Samsung Unveils 'Look at Me' App to Help Children With Autism

Samsung Unveils 'Look at Me' App to Help Children With Autism

Samsung on Monday announced a new app called Look at Me, which is aimed at helping autistic children make eye contact, read facial expressions, and better express their emotions. The app, which is currently under clinical testing, and curricula were designed with the help of a team of clinical psychologists, cognitive psychologists, and psychiatrists.

The Korean consumer electronics giant has collaborated with Autism Speaks Canada, an organisation dealing with autistic children, for the training programme, and has stated that it will give away 200 Galaxy Tab S devices preloaded with Look at Me app to 200 parents who have autistic children. The programme is however limited to Canada for now. Interested users can apply on the dedicated Samsung website.

The Look at Me app was first launched in Korea.
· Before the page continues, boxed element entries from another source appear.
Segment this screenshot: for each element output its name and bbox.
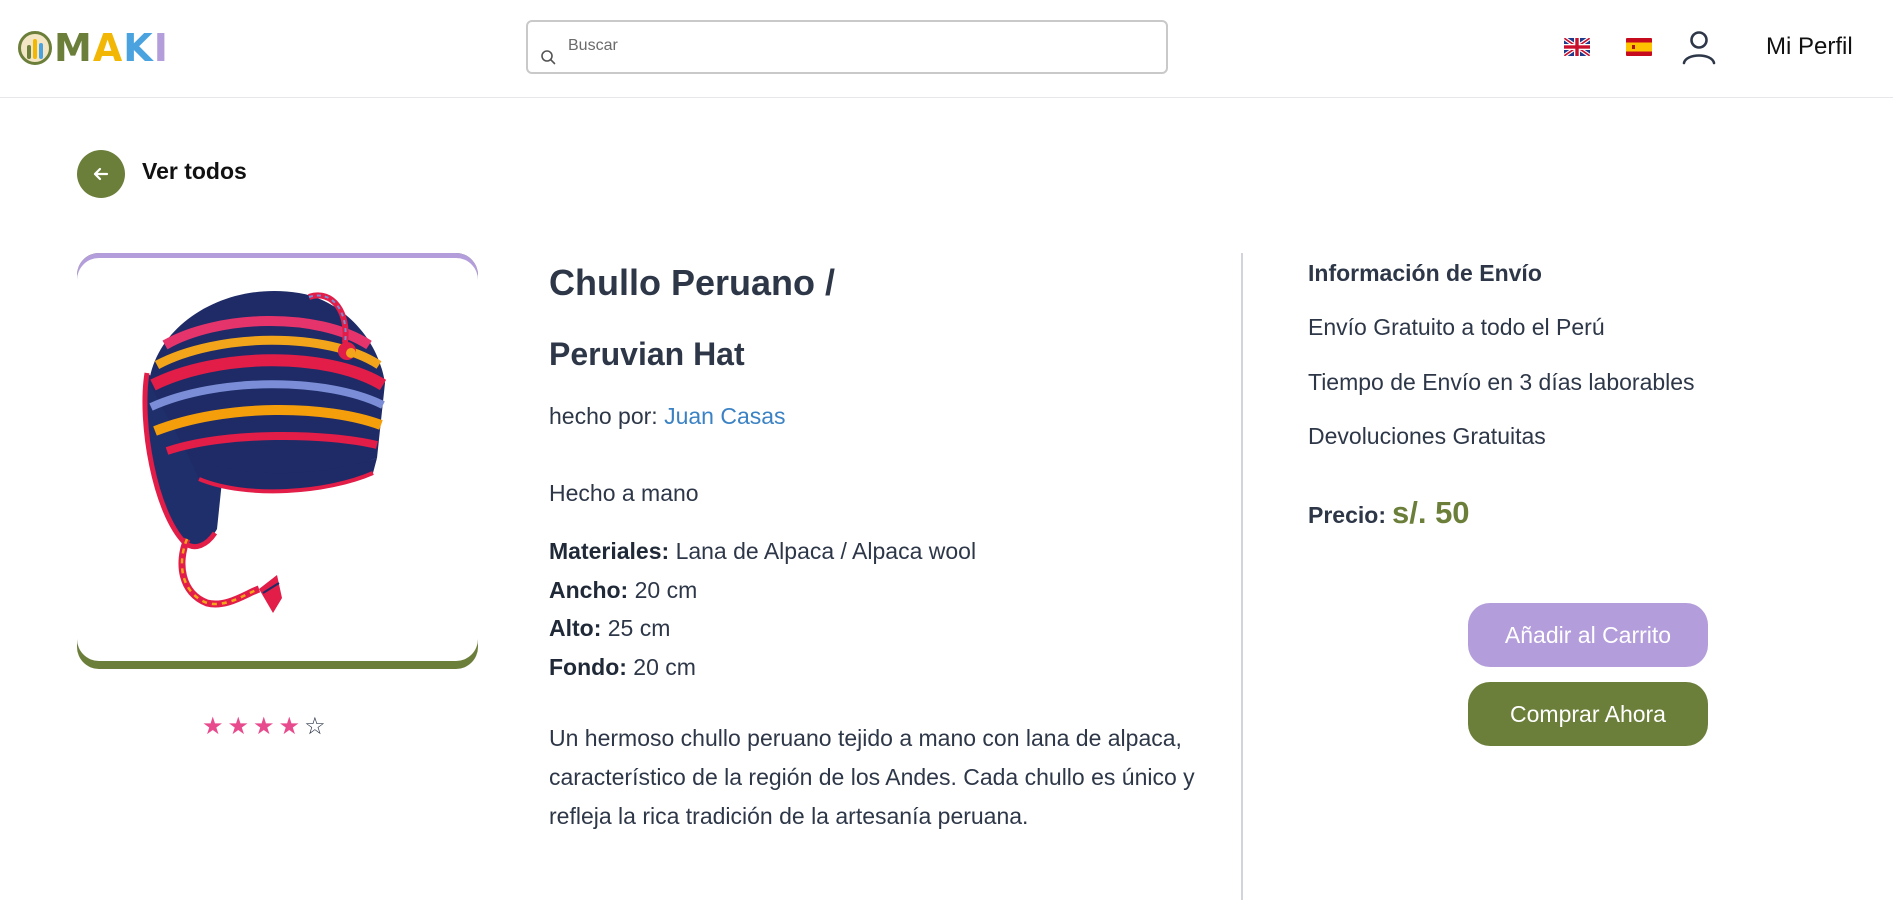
free-returns-item: Devoluciones Gratuitas [1308,423,1546,449]
spec-label: Fondo: [549,653,627,680]
maker-line: hecho por: Juan Casas [549,403,786,430]
profile-link[interactable]: Mi Perfil [1766,32,1853,62]
product-title-line2: Peruvian Hat [549,336,745,372]
star-empty-icon[interactable]: ☆ [304,713,326,739]
maker-prefix: hecho por: [549,403,658,429]
price-block: Precio: s/. 50 [1308,495,1470,531]
spain-flag-icon[interactable] [1626,38,1652,56]
view-all-back-button[interactable]: Ver todos [77,150,247,198]
product-specs: Materiales: Lana de Alpaca / Alpaca wool… [549,532,976,686]
product-title-line1: Chullo Peruano / [549,262,836,303]
spec-value: 25 cm [607,615,671,641]
rating-stars[interactable]: ★ ★ ★ ★ ☆ [202,713,326,739]
top-navbar: MAKI Mi Perfil [0,0,1893,98]
spec-value: 20 cm [634,576,698,603]
spec-value: 20 cm [633,653,696,680]
search-icon [541,50,556,65]
maki-logo[interactable]: MAKI [18,28,169,68]
maker-link[interactable]: Juan Casas [664,403,785,429]
spec-label: Materiales: [549,538,670,564]
spec-label: Alto: [549,615,602,641]
add-to-cart-button[interactable]: Añadir al Carrito [1468,603,1708,667]
star-filled-icon[interactable]: ★ [202,713,224,739]
logo-emblem-icon [18,31,52,65]
spec-value: Lana de Alpaca / Alpaca wool [675,538,977,564]
product-description: Un hermoso chullo peruano tejido a mano … [549,725,1195,829]
spec-height: Alto: 25 cm [549,609,976,648]
view-all-label: Ver todos [142,157,247,184]
spec-depth: Fondo: 20 cm [549,648,976,687]
star-filled-icon[interactable]: ★ [279,713,301,739]
shipping-info-title: Información de Envío [1308,260,1542,286]
arrow-left-icon [77,150,125,198]
column-divider [1241,253,1243,900]
user-icon[interactable] [1680,28,1718,66]
spec-width: Ancho: 20 cm [549,571,976,610]
logo-text: MAKI [54,26,169,70]
search-input[interactable] [568,32,1148,60]
shipping-free-item: Envío Gratuito a todo el Perú [1308,314,1605,340]
spec-label: Ancho: [549,576,629,603]
spec-materials: Materiales: Lana de Alpaca / Alpaca wool [549,532,976,571]
price-value: s/. 50 [1391,495,1470,530]
price-label: Precio: [1308,502,1386,528]
handmade-label: Hecho a mano [549,480,699,506]
shipping-time-item: Tiempo de Envío en 3 días laborables [1308,369,1695,395]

The smartphone maker is yet to give details on when the app will be available for Android devices on Google Play.

"The Look at Me Project is designed to create a shared community to connect families with similar experiences. This project hopes to facilitate meaningful connections between parents, caregivers, and their children, as well as to foster connections between the 200 families selected," says the Samsung's Look at Me app page.

The firm will also encourage the parents to share their experiences after using the app for first eight weeks. The families can share the progress and experiences on the dedicated community forum. The app also gives feedback to parents on daily performance progress via a parental dashboard.

Samsung says the app keeps children motivated and focused by "using the camera function of digital devices that often appeal to children's interests." The app, which works with the Galaxy Tab S' camera app, features themed missions, audio and visual effects to keep the autistic children engaged with the app. The missions in the app require the participation of both the child and the parent. The website recommends parents to use the app for 15-20 minutes per day.